Perhaps we would be viewed as pests, like rats or pigeons. Just as humans can assign utility to exterminating rats, the aliens could do so for us.
Exterminating humans has the objectively determinable outcome of reducing the utility in your subjectively privileged function.
Inasmuch as we are talking about objective rightness we are talking are not talking about utility functions, because not everyone is running of the same utility function, and it makes sense to say some UFs are objectively wrong.
What would it mean for a utility function to be objectively wrong? How would one determine that a utility function has the property of "wrongness"?
Please, do not answer "by reasoning about it" unless you are willing to provide that reasoning.
I did provide the reasoning in the alien example.
Let's break this all the way down. Can you give me your thesis?
I mean, I see there is a claim here:
... of the format (X therefore Y). I can understand what the (X) part of it means: aliens with a preference not to be destroyed. Now the (Y) part is a little murky. You're saying that the truth of X implies that they "should not exterminate". What does the word should mean there?
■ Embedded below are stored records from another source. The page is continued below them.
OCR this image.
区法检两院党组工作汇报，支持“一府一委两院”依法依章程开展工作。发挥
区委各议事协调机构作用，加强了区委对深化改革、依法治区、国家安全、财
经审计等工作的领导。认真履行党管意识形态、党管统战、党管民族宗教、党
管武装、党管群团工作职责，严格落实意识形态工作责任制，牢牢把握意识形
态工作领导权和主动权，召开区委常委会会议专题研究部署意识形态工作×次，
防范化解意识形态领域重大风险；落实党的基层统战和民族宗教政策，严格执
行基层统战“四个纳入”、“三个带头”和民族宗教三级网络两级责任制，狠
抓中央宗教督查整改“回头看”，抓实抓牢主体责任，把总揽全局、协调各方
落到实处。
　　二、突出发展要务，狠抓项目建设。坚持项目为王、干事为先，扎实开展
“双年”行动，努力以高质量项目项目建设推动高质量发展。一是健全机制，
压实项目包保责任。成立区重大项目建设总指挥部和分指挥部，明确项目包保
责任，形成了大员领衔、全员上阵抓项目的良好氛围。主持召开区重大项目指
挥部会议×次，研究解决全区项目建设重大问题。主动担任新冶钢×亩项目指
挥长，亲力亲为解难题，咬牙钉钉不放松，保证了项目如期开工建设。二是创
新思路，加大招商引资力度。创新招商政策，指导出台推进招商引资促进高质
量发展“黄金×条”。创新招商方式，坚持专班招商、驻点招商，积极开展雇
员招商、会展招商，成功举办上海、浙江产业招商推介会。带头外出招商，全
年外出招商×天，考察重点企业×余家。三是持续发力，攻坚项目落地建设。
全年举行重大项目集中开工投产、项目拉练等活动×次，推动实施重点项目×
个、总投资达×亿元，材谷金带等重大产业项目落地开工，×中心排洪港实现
Note that the definitional dispute rears its head in the case where the humans say, "Exterminating us is morally wrong!" in which case strong moral relativists insist the aliens should respond, "No, exterminating you is morally right!", while moral realists insist the aliens should respond "We don't care that it's morally wrong - it's shmorally right!"
There is also a breed of moral realist who insists that the aliens would have somehow also evolved to care about morality, as the Kantians who believe morality follows necessarily from basic reason. I think the burden of proof still falls on them for that, but unfortunately there aren't many smart aliens to test.